Pork Thai Sausage Sliders Recipe
Galangal and Pork Sliders
Ingredients
- 2 tbsp sriracha hot sauce
- 1/4 cup Kewpie mayonnaise
- 2 red bell peppers
- 1 tbsp fish sauce
- 1/4 tsp baking soda
- 1 lb plain ground pork sausage or fatty ground pork
- 1/2 tsp salt
- 2 tbsp peeled and minced galangal root
- 4 tsp packedchopped cilantro leaves and tender stems plus more cilantro sprigs for topping
- 4 garlic cloves grated on a microplane or pressed
- 1-2 thai or bird’s eye chili peppers minced
- 12 sweet hawaiian rolls sliced in half to form buns
- 1 small english cucumber thinly sliced lengthwise into ribbons on a mandolin
- .25 lb white aged sharp cheddar cheese sliced, for serving
Instructions
Make the Sriracha Mayo:
- In a small dish mix together the sriracha and mayonnaise until well combined. Transfer to the refrigerator until ready to use.
Roast the Red Peppers:
- Peppers can be roasted on a grill or on a gas range stove. With either approach, the roasting will take about 20 minutes, and you’ll want to remove the grill grates or the burner plate so the pepper can be directly exposed to the flame. Roast the peppers directly on the flame or hot coals until thoroughly blackened all over. (If the skin isn’t completely blackened, it will be difficult to remove later.) Promptly move the peppers to a bowl and cover with plastic wrap or a lid to steam for 15 minutes. After steaming, peel away the skins and dice the peppers, discarding the stem and seeds.

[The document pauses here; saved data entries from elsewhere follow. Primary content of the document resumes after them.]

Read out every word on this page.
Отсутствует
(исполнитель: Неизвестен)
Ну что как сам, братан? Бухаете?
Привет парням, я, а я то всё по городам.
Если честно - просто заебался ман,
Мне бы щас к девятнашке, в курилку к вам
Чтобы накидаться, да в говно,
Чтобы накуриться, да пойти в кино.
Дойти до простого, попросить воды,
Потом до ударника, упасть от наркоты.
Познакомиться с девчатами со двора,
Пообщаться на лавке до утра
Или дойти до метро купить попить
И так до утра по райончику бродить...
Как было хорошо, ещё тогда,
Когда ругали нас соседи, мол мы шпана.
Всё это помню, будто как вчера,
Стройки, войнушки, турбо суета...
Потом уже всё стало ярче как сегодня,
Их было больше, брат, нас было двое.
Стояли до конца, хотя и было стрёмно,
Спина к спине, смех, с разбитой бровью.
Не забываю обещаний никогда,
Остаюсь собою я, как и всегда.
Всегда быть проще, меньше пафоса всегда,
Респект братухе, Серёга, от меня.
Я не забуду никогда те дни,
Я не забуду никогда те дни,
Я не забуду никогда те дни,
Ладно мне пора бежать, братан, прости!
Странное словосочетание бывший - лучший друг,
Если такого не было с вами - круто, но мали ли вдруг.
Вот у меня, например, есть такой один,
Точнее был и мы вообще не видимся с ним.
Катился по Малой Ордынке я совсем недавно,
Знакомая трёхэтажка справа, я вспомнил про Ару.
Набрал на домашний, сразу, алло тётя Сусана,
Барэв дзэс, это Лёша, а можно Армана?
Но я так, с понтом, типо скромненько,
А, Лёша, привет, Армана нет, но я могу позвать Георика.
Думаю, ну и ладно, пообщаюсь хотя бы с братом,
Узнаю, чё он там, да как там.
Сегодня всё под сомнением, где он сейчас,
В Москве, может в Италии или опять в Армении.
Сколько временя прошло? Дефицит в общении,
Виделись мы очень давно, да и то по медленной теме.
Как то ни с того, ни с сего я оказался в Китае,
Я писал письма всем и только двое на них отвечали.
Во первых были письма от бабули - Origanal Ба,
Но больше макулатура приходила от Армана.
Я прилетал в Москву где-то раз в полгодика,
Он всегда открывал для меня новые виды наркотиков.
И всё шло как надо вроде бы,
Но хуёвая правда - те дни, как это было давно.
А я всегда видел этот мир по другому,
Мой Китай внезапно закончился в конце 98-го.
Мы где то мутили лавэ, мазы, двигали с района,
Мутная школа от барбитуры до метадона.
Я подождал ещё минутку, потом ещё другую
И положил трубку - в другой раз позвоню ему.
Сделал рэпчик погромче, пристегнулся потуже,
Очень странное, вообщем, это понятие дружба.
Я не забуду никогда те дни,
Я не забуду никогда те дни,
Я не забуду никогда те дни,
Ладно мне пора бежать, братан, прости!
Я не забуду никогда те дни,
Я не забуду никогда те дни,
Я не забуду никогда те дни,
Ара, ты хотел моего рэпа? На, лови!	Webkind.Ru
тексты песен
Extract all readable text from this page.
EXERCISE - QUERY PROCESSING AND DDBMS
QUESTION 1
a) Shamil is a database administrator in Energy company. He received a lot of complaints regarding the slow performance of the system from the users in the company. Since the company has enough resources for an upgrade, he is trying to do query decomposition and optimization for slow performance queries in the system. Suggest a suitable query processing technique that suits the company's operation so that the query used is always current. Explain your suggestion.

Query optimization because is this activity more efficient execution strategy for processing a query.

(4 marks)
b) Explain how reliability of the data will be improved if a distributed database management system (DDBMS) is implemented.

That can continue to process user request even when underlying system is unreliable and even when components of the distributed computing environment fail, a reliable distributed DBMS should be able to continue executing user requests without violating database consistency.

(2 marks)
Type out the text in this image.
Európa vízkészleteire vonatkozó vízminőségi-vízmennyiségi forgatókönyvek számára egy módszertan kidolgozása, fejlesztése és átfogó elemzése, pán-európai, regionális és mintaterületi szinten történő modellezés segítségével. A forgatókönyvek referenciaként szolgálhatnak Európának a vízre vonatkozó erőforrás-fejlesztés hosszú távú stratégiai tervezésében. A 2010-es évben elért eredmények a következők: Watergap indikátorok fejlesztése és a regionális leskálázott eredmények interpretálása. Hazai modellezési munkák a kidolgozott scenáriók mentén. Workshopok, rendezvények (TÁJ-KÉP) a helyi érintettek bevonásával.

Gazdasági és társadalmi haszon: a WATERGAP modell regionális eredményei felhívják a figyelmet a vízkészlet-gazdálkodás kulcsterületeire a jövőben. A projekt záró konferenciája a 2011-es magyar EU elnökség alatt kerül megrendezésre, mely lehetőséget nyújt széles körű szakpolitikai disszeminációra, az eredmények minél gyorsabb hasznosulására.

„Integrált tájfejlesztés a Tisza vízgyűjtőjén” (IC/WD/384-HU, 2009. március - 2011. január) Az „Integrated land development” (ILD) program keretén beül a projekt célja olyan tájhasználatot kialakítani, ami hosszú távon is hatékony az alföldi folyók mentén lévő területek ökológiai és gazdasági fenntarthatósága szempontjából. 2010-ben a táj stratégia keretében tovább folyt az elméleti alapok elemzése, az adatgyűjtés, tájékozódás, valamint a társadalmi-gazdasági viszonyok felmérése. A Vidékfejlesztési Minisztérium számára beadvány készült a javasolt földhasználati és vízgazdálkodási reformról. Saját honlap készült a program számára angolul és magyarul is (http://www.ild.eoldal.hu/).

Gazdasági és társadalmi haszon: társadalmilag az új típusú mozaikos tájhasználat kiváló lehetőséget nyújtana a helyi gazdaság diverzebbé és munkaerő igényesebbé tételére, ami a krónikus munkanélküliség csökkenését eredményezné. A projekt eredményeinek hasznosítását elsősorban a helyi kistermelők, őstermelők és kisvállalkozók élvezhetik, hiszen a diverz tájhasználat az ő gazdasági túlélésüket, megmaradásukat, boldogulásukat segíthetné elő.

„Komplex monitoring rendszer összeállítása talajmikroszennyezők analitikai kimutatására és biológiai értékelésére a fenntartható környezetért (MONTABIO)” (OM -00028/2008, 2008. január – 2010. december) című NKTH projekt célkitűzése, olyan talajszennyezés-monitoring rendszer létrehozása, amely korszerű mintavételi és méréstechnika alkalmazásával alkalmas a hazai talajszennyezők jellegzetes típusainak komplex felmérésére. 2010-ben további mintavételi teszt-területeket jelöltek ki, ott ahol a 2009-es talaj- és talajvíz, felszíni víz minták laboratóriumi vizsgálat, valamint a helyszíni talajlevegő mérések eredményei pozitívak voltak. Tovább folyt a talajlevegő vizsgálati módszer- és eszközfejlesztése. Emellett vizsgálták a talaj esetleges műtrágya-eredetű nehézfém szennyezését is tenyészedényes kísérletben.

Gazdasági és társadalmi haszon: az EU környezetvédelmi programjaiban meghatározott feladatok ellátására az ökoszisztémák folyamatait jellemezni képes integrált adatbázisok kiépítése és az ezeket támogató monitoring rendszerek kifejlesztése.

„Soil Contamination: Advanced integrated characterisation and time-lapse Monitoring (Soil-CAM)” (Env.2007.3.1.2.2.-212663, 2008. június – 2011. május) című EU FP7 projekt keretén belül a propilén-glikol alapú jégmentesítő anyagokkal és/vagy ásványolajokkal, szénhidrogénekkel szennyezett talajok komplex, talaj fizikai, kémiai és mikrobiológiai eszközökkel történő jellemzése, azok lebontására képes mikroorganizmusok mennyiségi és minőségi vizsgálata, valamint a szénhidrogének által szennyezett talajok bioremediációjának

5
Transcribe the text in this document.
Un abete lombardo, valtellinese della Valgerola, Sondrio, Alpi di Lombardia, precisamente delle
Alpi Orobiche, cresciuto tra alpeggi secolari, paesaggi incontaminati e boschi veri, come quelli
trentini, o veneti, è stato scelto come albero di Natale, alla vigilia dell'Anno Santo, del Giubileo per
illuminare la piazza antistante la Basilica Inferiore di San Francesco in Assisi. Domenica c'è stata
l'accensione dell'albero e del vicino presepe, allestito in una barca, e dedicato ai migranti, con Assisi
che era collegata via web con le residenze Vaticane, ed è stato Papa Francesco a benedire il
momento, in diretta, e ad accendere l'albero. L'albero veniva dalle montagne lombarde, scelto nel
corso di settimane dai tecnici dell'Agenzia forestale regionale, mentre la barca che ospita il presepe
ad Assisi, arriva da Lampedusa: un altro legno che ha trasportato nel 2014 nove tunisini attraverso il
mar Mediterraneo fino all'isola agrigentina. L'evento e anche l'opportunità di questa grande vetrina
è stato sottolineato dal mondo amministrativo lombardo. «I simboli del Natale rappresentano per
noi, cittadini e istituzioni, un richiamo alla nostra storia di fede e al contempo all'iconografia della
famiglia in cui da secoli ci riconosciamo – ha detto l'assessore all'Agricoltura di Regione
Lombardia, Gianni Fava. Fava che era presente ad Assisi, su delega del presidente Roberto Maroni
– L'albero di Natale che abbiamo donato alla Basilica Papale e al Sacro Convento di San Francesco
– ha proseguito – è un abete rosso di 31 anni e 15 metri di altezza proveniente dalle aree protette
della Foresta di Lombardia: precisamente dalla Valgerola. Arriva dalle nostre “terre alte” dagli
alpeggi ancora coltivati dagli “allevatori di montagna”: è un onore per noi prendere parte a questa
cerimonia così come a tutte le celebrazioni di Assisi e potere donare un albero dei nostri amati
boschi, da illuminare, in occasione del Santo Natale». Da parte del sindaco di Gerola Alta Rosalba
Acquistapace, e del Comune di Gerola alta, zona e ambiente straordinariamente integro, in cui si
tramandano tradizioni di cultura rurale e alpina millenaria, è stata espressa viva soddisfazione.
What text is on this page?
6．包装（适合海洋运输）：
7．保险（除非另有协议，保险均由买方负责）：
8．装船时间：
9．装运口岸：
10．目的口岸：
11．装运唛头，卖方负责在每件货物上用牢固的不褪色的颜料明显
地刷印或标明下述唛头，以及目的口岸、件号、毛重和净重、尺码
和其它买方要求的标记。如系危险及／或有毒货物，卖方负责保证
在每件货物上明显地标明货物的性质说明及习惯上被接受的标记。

Make the Thai Pork Sausage:
- In a medium bowl, combine the fish sauce and baking soda and stir until the baking soda had completely dissolved. Add the pork, salt, galangal, cilantro, garlic, and chilies to the bowl and use your hands to mix well. When thoroughly mixed, divide the mixture into 12 balls, (about 1.5 tbsp each), arrange on a baking sheet, and refrigerate for 30 minutes.
Make the Sliders
- Heat a cast iron griddle on a grill or stovetop over high heat until ripping hot (400F +.) One at a time, smash the balls with a spatula onto the griddle to form lacy edges. Cook the patties in batches, about 4 at a time, spacing 1-2” apart. Once smashed, let the patties sear undisturbed about 3 minutes (This will help the patties get a gorgeous browned surface and edges.) Then flip, give a firm smoosh, and cook 3 minutes on the other side.
- Serve the patties on Hawaiian rolls, topped with piles of cucumber ribbons, cilantro sprigs, diced roasted red peppers, sriracha mayo, and cheddar cheese.